А есть в Черемшанке и такие дома, на которые глаза не глядели бы. Перед одним из них и застаем мы в начале романа Корней Яранцева – бывшего колхозника, в трудные послевоенные годы бежавшего в город, а ныне тайком вернувшегося в родную деревню, чтобы посмотреть, «что» там и «как». Вот стоит он ошеломленный, не веря своим глазам: «Господи, да неужели это его дом?» Стоит и смотрит «на темные провалы окон, забитые крест-накрест серыми полуистлевшими досками, на обломки резных наличников, обветшалую, с продавленными дырами крышу, где взошли и тянулись к небу желтые, хилые кустики сурепки… Все было разорено и растаскано, и кругом, до самого оврага, – задичалый, в сивом бурьяне пустырь.
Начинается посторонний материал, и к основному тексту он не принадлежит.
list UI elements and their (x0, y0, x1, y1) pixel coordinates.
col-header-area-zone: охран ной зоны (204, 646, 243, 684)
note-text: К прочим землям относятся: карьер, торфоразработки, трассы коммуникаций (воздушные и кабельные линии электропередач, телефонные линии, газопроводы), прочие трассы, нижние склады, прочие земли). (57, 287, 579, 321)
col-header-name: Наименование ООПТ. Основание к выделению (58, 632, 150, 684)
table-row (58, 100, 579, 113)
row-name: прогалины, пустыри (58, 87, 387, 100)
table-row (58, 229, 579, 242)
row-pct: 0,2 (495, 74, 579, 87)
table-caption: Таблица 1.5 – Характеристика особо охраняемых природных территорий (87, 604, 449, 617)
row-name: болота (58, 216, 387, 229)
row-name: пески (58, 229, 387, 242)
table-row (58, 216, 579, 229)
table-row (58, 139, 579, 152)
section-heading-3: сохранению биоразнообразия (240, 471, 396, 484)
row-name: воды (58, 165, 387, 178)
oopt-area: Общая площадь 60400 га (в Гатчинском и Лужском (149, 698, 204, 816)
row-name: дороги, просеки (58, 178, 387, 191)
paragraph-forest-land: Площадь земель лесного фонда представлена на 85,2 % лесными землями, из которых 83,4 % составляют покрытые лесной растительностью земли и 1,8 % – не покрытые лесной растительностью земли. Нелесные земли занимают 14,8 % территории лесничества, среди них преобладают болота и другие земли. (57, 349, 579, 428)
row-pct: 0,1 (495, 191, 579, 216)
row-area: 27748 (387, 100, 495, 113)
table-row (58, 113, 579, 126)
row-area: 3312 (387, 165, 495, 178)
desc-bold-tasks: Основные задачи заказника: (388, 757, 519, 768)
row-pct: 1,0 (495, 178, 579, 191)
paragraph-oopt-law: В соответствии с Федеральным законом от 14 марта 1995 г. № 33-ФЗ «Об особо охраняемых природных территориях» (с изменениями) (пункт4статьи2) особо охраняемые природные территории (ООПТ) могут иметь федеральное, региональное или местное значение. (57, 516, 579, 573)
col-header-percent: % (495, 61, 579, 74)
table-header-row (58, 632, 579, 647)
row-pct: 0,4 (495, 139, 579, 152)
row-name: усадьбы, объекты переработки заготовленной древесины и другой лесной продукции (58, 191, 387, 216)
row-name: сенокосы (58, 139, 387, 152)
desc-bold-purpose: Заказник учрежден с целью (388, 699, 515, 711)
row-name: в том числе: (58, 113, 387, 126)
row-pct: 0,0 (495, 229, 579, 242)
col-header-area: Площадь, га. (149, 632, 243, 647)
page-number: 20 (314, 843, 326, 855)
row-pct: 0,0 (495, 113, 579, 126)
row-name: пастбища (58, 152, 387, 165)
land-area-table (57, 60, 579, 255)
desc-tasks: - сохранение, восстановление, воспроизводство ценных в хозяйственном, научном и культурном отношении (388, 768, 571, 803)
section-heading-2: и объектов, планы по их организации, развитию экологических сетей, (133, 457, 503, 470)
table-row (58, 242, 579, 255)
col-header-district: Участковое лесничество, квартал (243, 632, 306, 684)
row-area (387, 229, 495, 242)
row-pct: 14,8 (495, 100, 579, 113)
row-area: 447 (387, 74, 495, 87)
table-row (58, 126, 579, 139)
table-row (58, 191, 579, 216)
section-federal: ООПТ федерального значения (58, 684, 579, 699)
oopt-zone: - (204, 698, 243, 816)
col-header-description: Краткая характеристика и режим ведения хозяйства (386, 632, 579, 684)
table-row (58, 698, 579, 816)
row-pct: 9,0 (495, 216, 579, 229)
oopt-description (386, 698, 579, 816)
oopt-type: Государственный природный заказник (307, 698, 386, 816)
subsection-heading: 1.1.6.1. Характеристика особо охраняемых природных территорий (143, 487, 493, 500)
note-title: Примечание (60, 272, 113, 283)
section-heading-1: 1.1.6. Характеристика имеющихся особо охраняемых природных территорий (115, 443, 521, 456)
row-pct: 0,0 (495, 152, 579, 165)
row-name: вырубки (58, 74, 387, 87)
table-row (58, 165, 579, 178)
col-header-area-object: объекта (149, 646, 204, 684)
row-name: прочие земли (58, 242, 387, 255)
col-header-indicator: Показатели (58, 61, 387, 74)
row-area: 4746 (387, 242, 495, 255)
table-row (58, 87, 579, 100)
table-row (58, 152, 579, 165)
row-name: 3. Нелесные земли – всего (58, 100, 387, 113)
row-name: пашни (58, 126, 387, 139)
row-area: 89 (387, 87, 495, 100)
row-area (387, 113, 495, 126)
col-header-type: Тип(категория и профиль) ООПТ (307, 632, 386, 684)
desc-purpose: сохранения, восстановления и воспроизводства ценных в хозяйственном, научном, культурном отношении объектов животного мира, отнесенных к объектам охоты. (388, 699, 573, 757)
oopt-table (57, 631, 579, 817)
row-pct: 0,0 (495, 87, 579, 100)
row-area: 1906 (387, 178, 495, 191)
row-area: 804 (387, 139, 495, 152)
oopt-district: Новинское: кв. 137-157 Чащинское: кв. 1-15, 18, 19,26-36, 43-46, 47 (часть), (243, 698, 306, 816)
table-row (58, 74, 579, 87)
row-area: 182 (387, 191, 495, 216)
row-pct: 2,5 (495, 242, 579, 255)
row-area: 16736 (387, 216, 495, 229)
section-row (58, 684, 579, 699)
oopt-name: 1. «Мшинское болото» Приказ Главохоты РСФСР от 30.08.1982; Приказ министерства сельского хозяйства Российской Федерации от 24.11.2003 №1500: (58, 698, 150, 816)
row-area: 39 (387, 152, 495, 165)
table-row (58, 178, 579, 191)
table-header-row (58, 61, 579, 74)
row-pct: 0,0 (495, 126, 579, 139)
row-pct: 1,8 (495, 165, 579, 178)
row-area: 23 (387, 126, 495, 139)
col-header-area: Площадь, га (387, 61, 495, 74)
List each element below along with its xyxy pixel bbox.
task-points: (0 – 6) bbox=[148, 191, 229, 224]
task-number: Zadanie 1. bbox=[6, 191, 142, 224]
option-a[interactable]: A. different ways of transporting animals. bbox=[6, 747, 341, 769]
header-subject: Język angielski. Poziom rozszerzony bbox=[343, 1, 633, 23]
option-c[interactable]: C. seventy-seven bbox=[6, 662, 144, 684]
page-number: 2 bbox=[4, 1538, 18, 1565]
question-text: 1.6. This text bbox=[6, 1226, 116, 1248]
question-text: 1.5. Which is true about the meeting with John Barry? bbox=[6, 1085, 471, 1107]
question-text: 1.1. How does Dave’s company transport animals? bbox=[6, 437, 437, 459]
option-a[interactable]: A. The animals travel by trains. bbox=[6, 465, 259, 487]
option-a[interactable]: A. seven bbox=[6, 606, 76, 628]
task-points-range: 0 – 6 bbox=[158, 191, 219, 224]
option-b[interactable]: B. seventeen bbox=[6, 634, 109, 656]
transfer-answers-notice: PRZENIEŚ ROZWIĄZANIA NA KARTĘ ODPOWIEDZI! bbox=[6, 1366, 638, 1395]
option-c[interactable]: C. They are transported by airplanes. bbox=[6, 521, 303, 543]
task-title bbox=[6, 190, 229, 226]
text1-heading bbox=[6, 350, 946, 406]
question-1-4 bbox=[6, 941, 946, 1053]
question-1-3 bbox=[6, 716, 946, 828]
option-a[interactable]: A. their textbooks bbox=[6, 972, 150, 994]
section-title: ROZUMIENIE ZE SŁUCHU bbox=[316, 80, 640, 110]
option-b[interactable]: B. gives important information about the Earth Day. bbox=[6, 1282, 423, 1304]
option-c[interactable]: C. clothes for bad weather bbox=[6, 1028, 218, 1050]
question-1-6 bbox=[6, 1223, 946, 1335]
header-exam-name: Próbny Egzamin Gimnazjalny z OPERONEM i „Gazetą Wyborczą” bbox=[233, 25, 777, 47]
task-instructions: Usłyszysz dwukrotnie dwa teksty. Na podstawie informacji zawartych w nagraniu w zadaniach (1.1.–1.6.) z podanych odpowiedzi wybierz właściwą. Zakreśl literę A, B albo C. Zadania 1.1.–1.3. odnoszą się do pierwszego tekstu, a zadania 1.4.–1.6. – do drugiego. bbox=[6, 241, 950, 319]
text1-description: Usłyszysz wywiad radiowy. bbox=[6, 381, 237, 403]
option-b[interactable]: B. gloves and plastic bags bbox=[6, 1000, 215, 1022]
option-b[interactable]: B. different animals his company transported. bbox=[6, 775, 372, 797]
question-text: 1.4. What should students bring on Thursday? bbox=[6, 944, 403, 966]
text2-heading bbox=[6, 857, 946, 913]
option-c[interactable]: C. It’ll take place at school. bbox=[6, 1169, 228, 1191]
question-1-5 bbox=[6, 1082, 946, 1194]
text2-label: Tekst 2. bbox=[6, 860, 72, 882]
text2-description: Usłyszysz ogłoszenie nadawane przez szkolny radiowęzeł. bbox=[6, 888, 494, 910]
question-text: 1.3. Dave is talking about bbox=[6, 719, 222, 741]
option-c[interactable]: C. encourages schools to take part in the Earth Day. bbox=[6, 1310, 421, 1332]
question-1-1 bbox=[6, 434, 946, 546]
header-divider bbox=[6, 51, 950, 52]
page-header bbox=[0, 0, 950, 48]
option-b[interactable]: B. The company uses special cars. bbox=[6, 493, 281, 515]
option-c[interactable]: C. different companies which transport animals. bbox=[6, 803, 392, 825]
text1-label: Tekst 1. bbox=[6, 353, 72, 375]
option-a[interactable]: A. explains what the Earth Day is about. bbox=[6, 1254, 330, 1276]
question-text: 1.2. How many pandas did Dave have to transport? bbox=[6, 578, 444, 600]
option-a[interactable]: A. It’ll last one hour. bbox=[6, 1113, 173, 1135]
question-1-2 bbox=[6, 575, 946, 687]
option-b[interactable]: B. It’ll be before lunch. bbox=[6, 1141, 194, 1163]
Ни изгороди, ни сарая, ни сада, ни старой березы со скворечницей…»

Немым укором стоят эти заброшенные, безлюдные дома, как бы напоминая о себе и своим бывшим хозяевам, покинувшим их в трудный час, и руководителям района, призванным заботиться о народе… Ехал вчера Яранцев со станции в райгородок, где живет его дочь, и «по пути в знакомых деревнях ему не раз встречались такие же покинутые с заколоченными окнами избы. Порою Корней и вовсе не находил иного дома, хотя хорошо помнил, что он стоял на этом месте многие годы; в просвете между домами угадывалась глубокая, как воронка от снаряда, яма – ее дремуче глушил чертополох…»

В новом романе Мальцева мы видим реальную, а не лубочную деревню, видим людей с их обычными заботами, горестями и радостями. Ну, вот хотя бы семья Егора Дымшакова, родственника Корнея Яранцева, к которому Корней зашел после многих лет разлуки. Писатель показывает нам их жизнь, как она есть в самом деле. Он уже не считает, что о чем-то лучше умолчать. Он рассказывает обо всем – и о том, что изба Дымшакова давно требует ремонта; и о том, что жена его – Анисья – одета плохо, в старое, «стиранное-перестиранное платье с аккуратными заплаточками на локтях», Да и сам Егор не лучше – «в потертой кожаной тужурке и такой же кожаной облезлой кепке с навесистым козырьком»; и о том, как трудно сводить концы с концами, и о силе духа людей, мужественно переносящих тяжести жизни и искренне радующихся тем переменам, которые наступают после сентябрьского Пленума ЦК.

«-» Живете-то вы хоть как? – поколебавшись немного, полюбопытствовал Корней…

– Живем – не скачем, упадем – не плачем, – смеясь, отозвалась Анисья. – Нонешний год все посвободнее вздохнули – и налог скостили, и на заем не через силу тянут… Животину вот на базаре купила.

– Почем поросята-то?

– Двести целковых отдала! – будто хвастаясь перед братом, сказала Анисья, но тут же добавила с возмущением: – Шкуру дерут, черти! А без поросенка нам никак нельзя…»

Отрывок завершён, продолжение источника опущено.